I used the phrase "birth of a notion" before; "conception" might
have been a better term.
> 1) how does the object know which classes implement which methods
> before loading.
As I've noted previously, this is one of the problems that needs
resolving. Some preprocessing at compile time into a class
specification file is one possibility.
> 2) how to manage lots of overlapping, dynamically added classes
> ("implicit programming" - I like the term!)
It depends on what you mean by "overlapping"; but this is something
else that needs to be solved.
> 3) How to make this have no more overhead than direct connections?
To be blunt: you don't. This is a classic power/speed tradeoff, like
you learn about in high school physics (and that come up in computer
science, too). It would be the same overhead, plus a bit, that
exists with NXBundles now; the first access can be quite slow.
> However, I think it needs to be as easy to setup a MiscAgent
> connection as it is to perform a direct connection. If one needs
> to parse the nib, create a subclass, and resolve conflicts
> manually, much of the advantage will be lost.
Well, you know about as much as I do about what might be eventually
required. Few things, though, are strictly drop-in and go.
> I suspect that if we are to find a truly usable suggestion, it would be
> best to start with an existing situation and work to abstract it. Two
> classes that come to mind are MiscNibController and MiscInfoController.

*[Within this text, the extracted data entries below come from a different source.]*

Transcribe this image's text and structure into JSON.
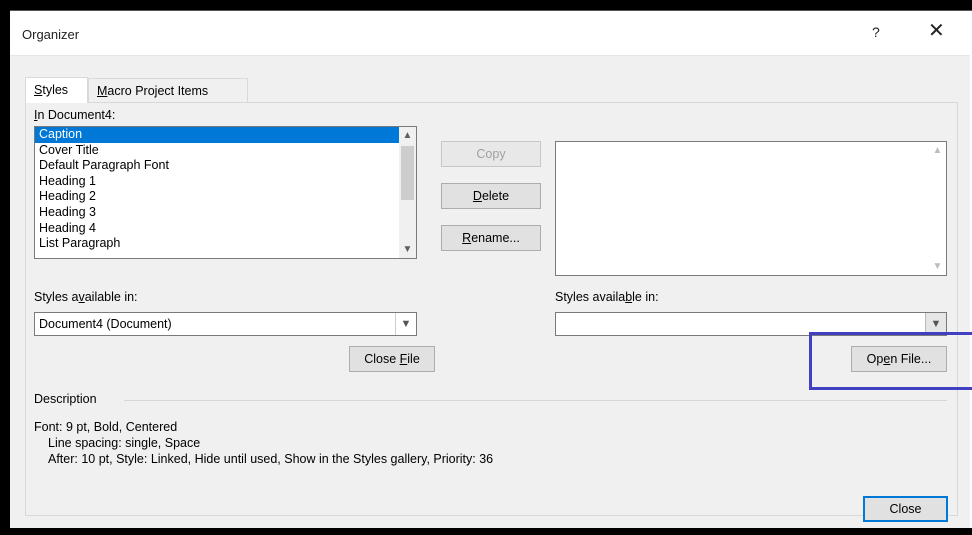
{
  "window": {
    "title": "Organizer",
    "help": "?",
    "close_glyph": "✕"
  },
  "tabs": [
    {
      "pre": "",
      "key": "S",
      "post": "tyles"
    },
    {
      "pre": "",
      "key": "M",
      "post": "acro Project Items"
    }
  ],
  "left": {
    "label_pre": "",
    "label_key": "I",
    "label_post": "n Document4:",
    "items": [
      "Caption",
      "Cover Title",
      "Default Paragraph Font",
      "Heading 1",
      "Heading 2",
      "Heading 3",
      "Heading 4",
      "List Paragraph"
    ],
    "selected_index": 0,
    "avail_pre": "Styles a",
    "avail_key": "v",
    "avail_post": "ailable in:",
    "combo_value": "Document4 (Document)",
    "close_file_pre": "Close ",
    "close_file_key": "F",
    "close_file_post": "ile"
  },
  "middle": {
    "copy": "Copy",
    "delete_pre": "",
    "delete_key": "D",
    "delete_post": "elete",
    "rename_pre": "",
    "rename_key": "R",
    "rename_post": "ename..."
  },
  "right": {
    "avail_pre": "Styles availa",
    "avail_key": "b",
    "avail_post": "le in:",
    "combo_value": "",
    "open_file_pre": "Op",
    "open_file_key": "e",
    "open_file_post": "n File..."
  },
  "description": {
    "heading": "Description",
    "line1": "Font: 9 pt, Bold, Centered",
    "line2": "Line spacing:  single, Space",
    "line3": "After:  10 pt, Style: Linked, Hide until used, Show in the Styles gallery, Priority: 36"
  },
  "footer": {
    "close": "Close"
  },
  "colors": {
    "selection": "#0078d7",
    "highlight_box": "#4040c0"
  }
}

Exactly my plans. I've got a directory into which I've copied these
classes and some of my own (I've written a few of these Controller
type classes for apps I've written). But as well, I don't want to
be limited to what these do, or to suggest to other people that these
are examples of what I have in mind.
yackd@alaska.et.byu.edu (Don Yacktman) writes:
> I think the idea has merit, though, since it seems it could be more
> extensible than the current solution. The trick, as Ernie suggests,
> is to make sure that we are reducing the complexity of the solution
> and not increasing it. That's never easy to do. :-)
It depends on *where* you want to reduce complexity; again, this can
be a tradeoff. The easiest tools to use may have very sophisticated
implementations. (As a side note, though, I note that this isn't
always true of tools. A hammer is easier to operate than an automobile
is easier to operate than a nuclear power plant.)
> I think the hardest part will be making it transparent to set up
> knowing what methods a class responds to before it is loaded. You
> kind of need a flat file--"object.info" or somesuch--inside the
> bundle that the MiscAgent can look at before loading the bundle.
This (problem) also forces generality onto the MiscAgent.
For the past few days, thinking about this, I've had the feeling that
if only the Objective-C runtime where written in Objective-C (ie,
an NXObjCRuntime class, or Class objects that were fully objects, or
somesuch) that the reasons for having MiscAgent would go away, since
there would be a more appropriate place (and simpler implementation)
at which to modify the runtimes behavior (well, the AppKit's behavior,
too). And a few compiler/linker changes as well... Ah, well...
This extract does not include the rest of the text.